El obispo de Roma invita a «expresar nuestra gratitud a los hombres y a las mujeres de ciencia por sus esfuerzos y por su compromiso a favor de la humanidad. Este aprecio de las ciencias, que no siempre hemos sabido manifestar, encuentra su último fundamento en el plan de Dios».

Pero cuidado, recordó Francisco: la ciencia y la tecnología «nos han ayudado a profundizar los confines del conocimiento de la naturaleza, y en particular del ser humano. Pero ellas solas no son suficientes para dar todas las respuestas. Hoy nos damos cuenta que es necesario volver a los tesoros de la sabiduría conservados en las tradiciones religiosas, en la sabiduría popular, en la literatura y en el arte, que tocan en profundidad el misterio de la existencia humana, sin olvidar, es más, redescubriendo aquellos contenidos en la filosofía y la teología».

El Papa subrayó que sigue siendo válido, y lo será siempre, «el principio de que no todo lo que es técnicamente posible o factible es por eso mismo éticamente aceptable. La ciencia, como cualquier otra actividad humana, sabe que tiene límites que respetar por el bien de la humanidad misma, y necesita un sentido de responsabilidad ética».

Por ello es necesario «superar la trágica división entre las “dos culturas”, la de la cultura humanístico-literaria-teológica y la cultura científica, que lleva a un recíproco empobrecimiento, y hay que impulsar un mayor diálogo también entre la Iglesia, la comunidad de los creyentes y la comunidad científica». La Iglesia, por su parte, «ofrece algunos grandes principios para sostener este diálogo. El primero es la centralidad de la persona humana, que debe ser considerada un fin y no un medio».

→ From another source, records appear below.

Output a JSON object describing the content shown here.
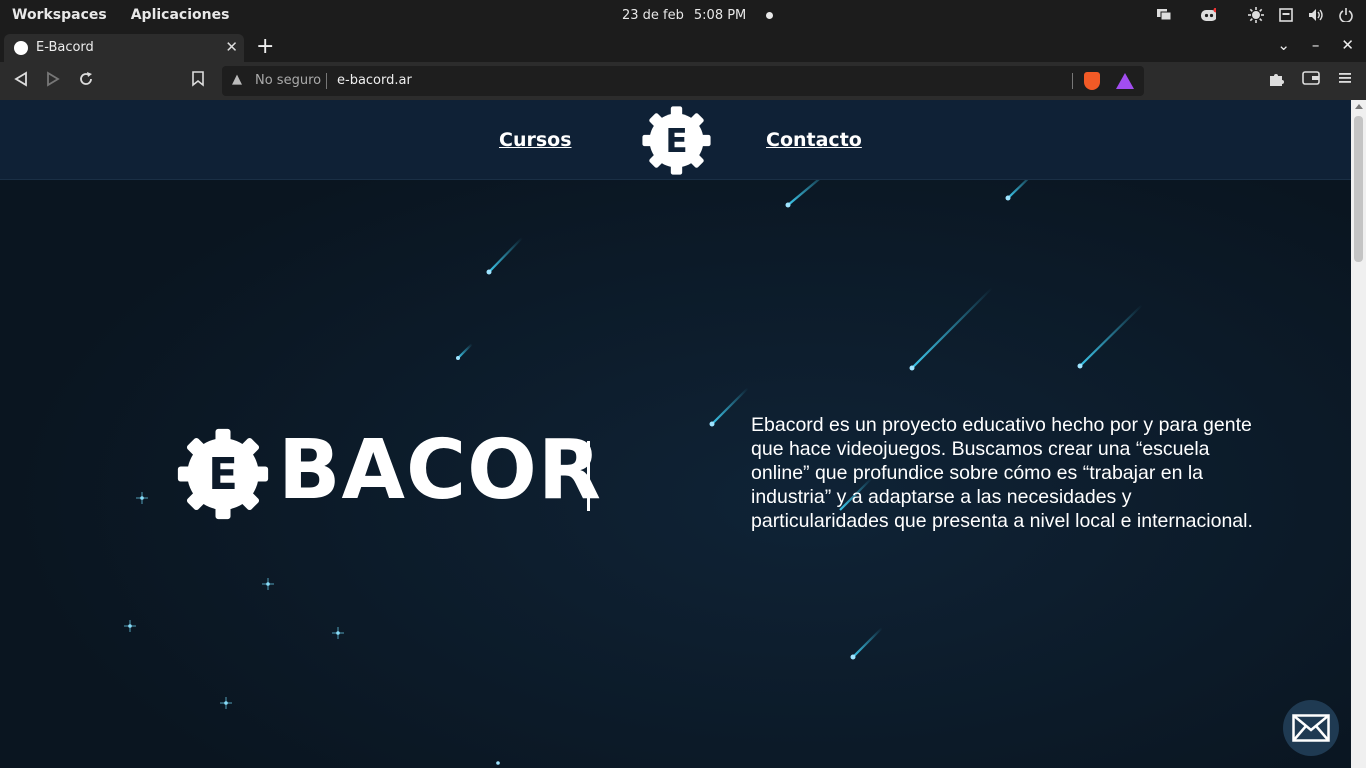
{
  "os_bar": {
    "workspaces": "Workspaces",
    "apps": "Aplicaciones",
    "date": "23 de feb",
    "time": "5:08 PM"
  },
  "browser": {
    "tab_title": "E-Bacord",
    "new_tab": "+",
    "close_tab": "✕",
    "security": "No seguro",
    "url": "e-bacord.ar"
  },
  "site": {
    "nav_courses": "Cursos",
    "nav_contact": "Contacto",
    "brand_text": "BACOR",
    "description": "Ebacord es un proyecto educativo hecho por y para gente que hace videojuegos. Buscamos crear una “escuela online” que profundice sobre cómo es “trabajar en la industria” y a adaptarse a las necesidades y particularidades que presenta a nivel local e internacional.",
    "logo_letter": "E"
  },
  "colors": {
    "accent_star": "#3fd0f5",
    "header_bg": "#0f2136",
    "page_bg": "#0a1520"
  }
}
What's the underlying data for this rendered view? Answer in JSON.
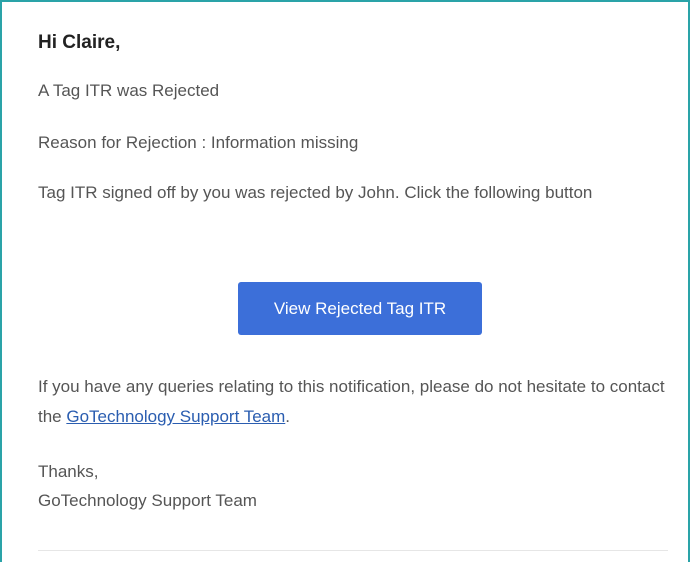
{
  "email": {
    "greeting": "Hi Claire,",
    "subject_line": "A Tag ITR was Rejected",
    "reason": "Reason for Rejection : Information missing",
    "body": "Tag ITR signed off by you was rejected by John. Click the following button",
    "cta_label": "View Rejected Tag ITR",
    "queries_text": "If you have any queries relating to this notification, please do not hesitate to contact the ",
    "support_link": "GoTechnology Support Team",
    "queries_end": ".",
    "sign_off": "Thanks,",
    "signature": "GoTechnology Support Team"
  },
  "colors": {
    "frame_border": "#2aa3a8",
    "button_bg": "#3c6fd9",
    "link": "#2a5db0",
    "text": "#555555",
    "heading": "#222222"
  }
}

Los cambios vinculados con la tecnología y la ciencia «inducen a algunos a pensar que nos encontramos en un momento singular de la historia de la humanidad, casi en los albores de una nueva era y del nacimiento de un nuevo ser humano, superior al que hemos conocido hasta ahora. Son, efectivamente, grandes y graves las preguntas y las cuestiones que debemos afrontar».

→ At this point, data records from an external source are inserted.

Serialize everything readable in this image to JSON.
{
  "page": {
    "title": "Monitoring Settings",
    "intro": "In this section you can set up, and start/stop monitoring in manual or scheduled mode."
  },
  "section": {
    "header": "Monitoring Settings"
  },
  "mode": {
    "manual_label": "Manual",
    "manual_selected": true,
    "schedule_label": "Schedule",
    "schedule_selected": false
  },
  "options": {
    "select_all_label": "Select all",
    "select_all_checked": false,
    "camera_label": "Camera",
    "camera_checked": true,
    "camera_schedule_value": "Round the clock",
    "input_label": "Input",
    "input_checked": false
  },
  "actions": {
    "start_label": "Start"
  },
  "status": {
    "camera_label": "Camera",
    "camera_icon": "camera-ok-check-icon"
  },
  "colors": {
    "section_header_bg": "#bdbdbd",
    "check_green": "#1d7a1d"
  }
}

Estos argumentos «han sido anticipados, en parte, por la literatura y las películas de ciencia ficción, eco de miedos y esperanzas de los hombres.

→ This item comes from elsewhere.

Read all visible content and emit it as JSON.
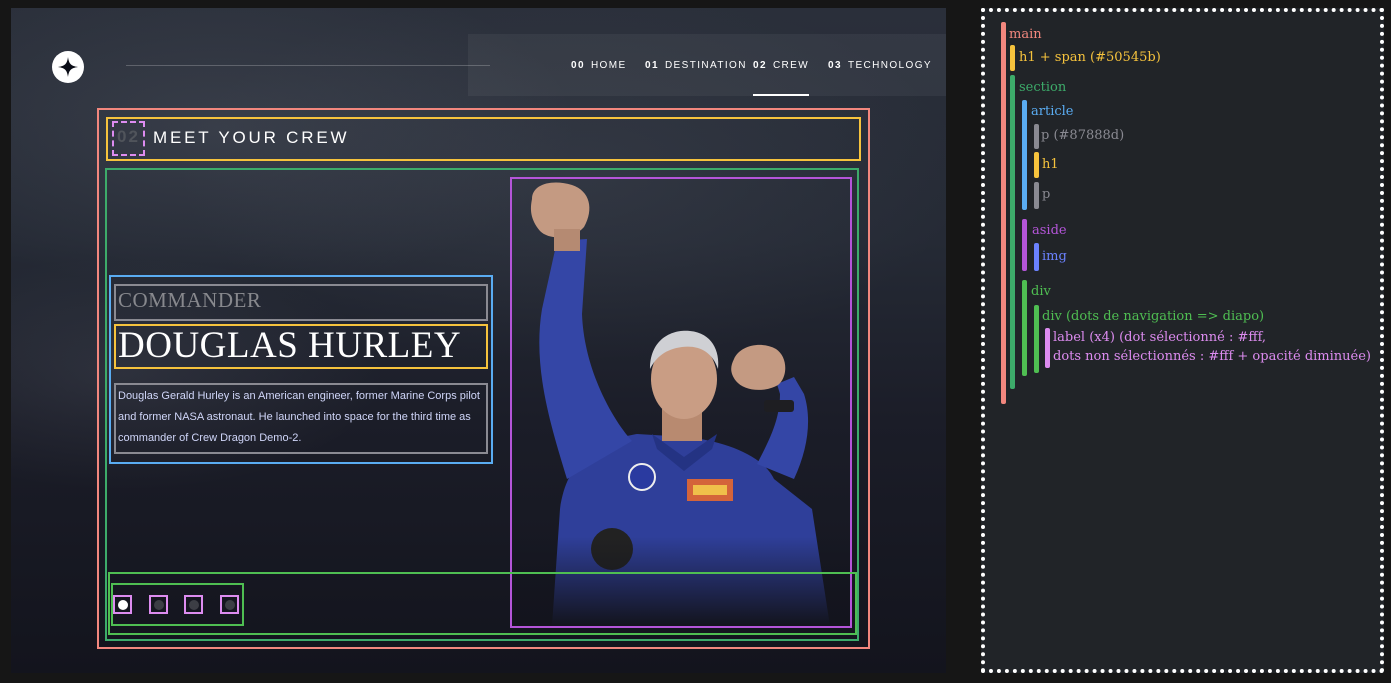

Por ello, la Iglesia, que sigue con atención las alegrías y las esperanzas, las angustias y los miedos de los hombres de nuestro tiempo, quiere poner a la persona humana y las cuestiones con ella relacionadas al centro de las propias reflexiones».

El Papa también lanzó un llamado para que los avances del conocimiento no aumenten las desigualdades: «Es necesario recordar» el «destino universal de los bienes, que tiene también que ver con los del conocimiento y de la tecnología. El progreso científico y tecnológico sirve al bien de toda la humanidad y sus beneficios no pueden dar ventajas solamente a pocos.

De esta manera, se evitará que el futuro añada nuevas desigualdades basadas en el conocimiento, y que aumente el abismo entre los ricos y los pobres. Las grandes decisiones sobre la orientación de la investigación científica y las inversiones en ella —pidió el Pontífice—deben ser asumidas por el conjunto de la sociedad y no deben ser dictadas solamente por las reglas del mercado o por el interés de pocos».